L-plate

Posted on Sunday, June 05, 2011, under , ,

As with most things civic and communal, Japanese have come up with a functional, albeit unnecessarily elaborate, pedantic and bureaucratic way of processing/renewing of driving licences. The system is in fact a curious version of Orwellian collectivism in the name of expediency. Yesterdays’ visit to the Kyoto Driving Licence Centre, which some smart planner dumped in the most inaccessible part of the city, proved indeed to be an Orwellian experience of sorts. Never have I felt less of a human and more of a ‘number’ whilst being prodded from one counter to the other, at each being peremptorily instructed what to do at the next by a busy clerk barely visible behind a low grille, all the time precariously carrying a bunch of papers about whose specific purpose I knew nothing about. In the course of a quarter of an hour I visited a dozen counters and even managed to have an eye-test and a photo-for-license taken. I was finally given a red-coloured tag numbered 26 and sent upstairs to what I had been dreading the most: a two-hour lecture as the final indoctrination into the ‘acceptance’ of the highway code rules. This is it, I thought, it’s my room 101. Except that it was ‘the red room’ — the tag turned out to be correspondent with a wooden seat of the same number (there were also a blue and a green lecture rooms, presumably for people with more/less traffic offences).

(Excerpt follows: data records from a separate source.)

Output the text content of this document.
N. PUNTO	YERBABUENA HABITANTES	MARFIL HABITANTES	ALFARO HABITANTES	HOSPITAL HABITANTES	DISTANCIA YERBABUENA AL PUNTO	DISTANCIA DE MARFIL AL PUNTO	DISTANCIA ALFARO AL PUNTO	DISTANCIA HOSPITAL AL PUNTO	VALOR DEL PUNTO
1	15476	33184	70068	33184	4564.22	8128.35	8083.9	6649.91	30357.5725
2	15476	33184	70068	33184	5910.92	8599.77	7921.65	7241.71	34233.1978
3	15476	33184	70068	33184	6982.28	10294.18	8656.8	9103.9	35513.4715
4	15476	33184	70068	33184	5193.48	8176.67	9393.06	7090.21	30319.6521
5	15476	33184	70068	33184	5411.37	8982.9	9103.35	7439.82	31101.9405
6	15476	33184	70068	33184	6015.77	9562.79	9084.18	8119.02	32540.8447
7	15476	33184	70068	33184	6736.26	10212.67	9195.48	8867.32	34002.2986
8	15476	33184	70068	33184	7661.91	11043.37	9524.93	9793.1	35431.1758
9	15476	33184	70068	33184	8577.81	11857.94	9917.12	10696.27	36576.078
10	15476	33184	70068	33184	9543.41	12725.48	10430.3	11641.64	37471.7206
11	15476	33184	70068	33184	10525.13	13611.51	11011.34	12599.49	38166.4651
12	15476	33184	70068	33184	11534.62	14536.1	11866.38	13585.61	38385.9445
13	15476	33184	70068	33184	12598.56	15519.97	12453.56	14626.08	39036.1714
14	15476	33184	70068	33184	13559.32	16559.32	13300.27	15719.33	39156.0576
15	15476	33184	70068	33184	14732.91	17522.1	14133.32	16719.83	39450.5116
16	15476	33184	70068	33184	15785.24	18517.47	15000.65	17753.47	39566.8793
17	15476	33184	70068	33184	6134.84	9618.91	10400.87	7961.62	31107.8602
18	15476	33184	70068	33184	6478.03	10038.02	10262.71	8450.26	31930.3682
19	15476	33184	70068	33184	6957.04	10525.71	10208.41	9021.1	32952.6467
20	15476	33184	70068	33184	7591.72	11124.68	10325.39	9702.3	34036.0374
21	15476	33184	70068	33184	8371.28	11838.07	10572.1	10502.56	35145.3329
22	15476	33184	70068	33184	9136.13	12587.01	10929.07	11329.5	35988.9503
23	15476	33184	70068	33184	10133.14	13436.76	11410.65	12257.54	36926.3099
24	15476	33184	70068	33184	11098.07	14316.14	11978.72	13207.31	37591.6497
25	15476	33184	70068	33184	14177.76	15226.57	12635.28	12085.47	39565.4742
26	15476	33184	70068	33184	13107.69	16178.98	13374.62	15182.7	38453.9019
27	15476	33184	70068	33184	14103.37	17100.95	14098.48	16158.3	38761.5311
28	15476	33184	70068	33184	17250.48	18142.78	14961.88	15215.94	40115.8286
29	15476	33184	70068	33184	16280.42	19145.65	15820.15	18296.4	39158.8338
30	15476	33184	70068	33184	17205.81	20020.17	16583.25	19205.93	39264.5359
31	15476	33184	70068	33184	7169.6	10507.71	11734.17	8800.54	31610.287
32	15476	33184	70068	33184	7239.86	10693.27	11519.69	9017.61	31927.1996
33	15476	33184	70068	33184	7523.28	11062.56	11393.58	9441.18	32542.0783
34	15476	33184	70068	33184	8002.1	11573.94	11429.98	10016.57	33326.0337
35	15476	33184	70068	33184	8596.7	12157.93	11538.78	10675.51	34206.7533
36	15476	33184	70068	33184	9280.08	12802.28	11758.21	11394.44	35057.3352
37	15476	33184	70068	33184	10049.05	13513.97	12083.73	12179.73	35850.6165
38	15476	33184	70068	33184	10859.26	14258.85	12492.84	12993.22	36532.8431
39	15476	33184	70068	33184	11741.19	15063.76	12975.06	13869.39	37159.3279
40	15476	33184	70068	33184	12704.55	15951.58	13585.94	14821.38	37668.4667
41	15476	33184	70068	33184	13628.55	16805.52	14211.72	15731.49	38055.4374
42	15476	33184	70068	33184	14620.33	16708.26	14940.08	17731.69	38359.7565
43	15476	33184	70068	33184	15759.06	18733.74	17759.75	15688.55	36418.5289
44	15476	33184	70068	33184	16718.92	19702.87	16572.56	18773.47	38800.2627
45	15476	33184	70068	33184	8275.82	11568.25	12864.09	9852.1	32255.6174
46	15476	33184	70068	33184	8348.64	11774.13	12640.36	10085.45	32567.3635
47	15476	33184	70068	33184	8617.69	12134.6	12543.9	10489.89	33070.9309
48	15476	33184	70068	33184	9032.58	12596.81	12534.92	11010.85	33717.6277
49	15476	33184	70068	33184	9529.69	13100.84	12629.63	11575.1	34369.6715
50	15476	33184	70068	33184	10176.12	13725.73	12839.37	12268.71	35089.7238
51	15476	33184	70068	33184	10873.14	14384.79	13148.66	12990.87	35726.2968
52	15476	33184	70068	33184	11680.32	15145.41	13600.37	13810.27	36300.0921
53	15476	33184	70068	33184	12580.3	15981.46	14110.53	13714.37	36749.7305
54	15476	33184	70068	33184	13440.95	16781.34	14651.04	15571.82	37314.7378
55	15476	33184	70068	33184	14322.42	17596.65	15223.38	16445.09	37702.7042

But the gods of roads and highways looked rather kindly upon me, thanks to my little plan and thanks to my ‘Julia’. We explained to the lecturer that I hardly understood a word of Japanese while Julia didn’t speak English well, or well enough, which would render the whole lecture pointless. He might have asked how on earth do you communicate then, in Chinese?!, but instead he came up with a half solution procuring a book of traffic rules in English (he twice reminded us it is only for ‘rental’) and sending us to the back benches of a half-empty classroom, where the air was much breezier than what looked like a controlled rigidity in the front rows. It was also a reversal of roles for me, from my everyday one of a classroom teacher to that of a student, a rather passive and disinterested one at that. The lecture itself proved to be much more instructive to Julia who really was just a trespasser and who, by the way, is currently a proud holder of ‘the golden’ license. This type of license carries no penalty points. And how could she earn any when she’s hardly driven since she got the license years ago. But the lecture was intended to instruct those of us who can actually drive, who have learned our lessons the hard way, on the actual streets and roads. Talk about role reversals. Talk about conversions and reconversions.

Anyway, this whole episode reminded me of a poem on driving I read only a couple of days ago (the word ‘coincidence’ carries less and less meaning as years go by) by Jamie McKendrick from his first collection ‘The Sirocco Room’, entitled Fetish, the fetish of course being the car. The speaker’s tone effortlessly blends the comical with the profound, and that for me is some achievement. Here is the beginning…

That my first car, at thirty, should be fifth-hand,
a filthy patchwork of worn azure and bare zinc
and amateur spray-jobs like a subway wall,
appeals to my pride as a failed consumer.

…the profoundness…

It takes me places that I thought I’d never see
even though seeing them is not that different
from not having seen them — but who’s to say
if experience doesn’t help, doing nothing does?

…and a lovely closure:

But what would happen if it left me?
I heard you say just now it’s dangerous
And drives you mad to fall in love at thirty.

At the moment I can only think of one other poem dealing with cars, and it is a ‘conversation’ with a driving instructor, by Michael Donaghy, entitled ‘L’. Again it’s an amusing piece with its own doses of insight and a ‘punchline’, which seems to be a prerequisite in the car-poems. Here is the poem in its entirety and I hope I am not infringing any copyrights as it was already published on the web here

L
‘Switch off the engine and secure the car.’
He slots his pen across his clipboard
and makes a little cathedral of his fingers
as though I were helping him with his enquiries.
‘Tell me, Michael, what's your line of work?’
I tell him the truth. Why not? I've failed anyway.
‘Driving and writing have a lot in common,’
he parleys, and we sit there, the two of us
blinking into the average braking distance
for 30 mph, wondering what he means.
I want to help but it's his turn to talk.
When my turn comes he'll probably look at me
instead of his hand, stalled now in mid-gesture
like a milkfloat halfway across a junction.
Look at him. What if I'd said butcher?
At last ‘It's all a matter of giving – proper – signals’
is the best he can do. But then he astonishes me.
‘I'm going to approve your licence,
but I don't care much for your … ‘ Quick glance.
interpretation of the Highway Code.’

Once I told Michael how I really liked this poem, to which he rather cryptically responded by saying something like ‘I am glad you liked it’ with the emphasis on ‘you’ which I took to imply he was maybe surprised that a rather serious figure I must have cut 15 odd years ago would enjoy this humorous oddity. But you were seldom 100% sure with Mike.

Readers, do let me know if there is a driving/car poem that you know of, or perhaps have written yourself. Cheers.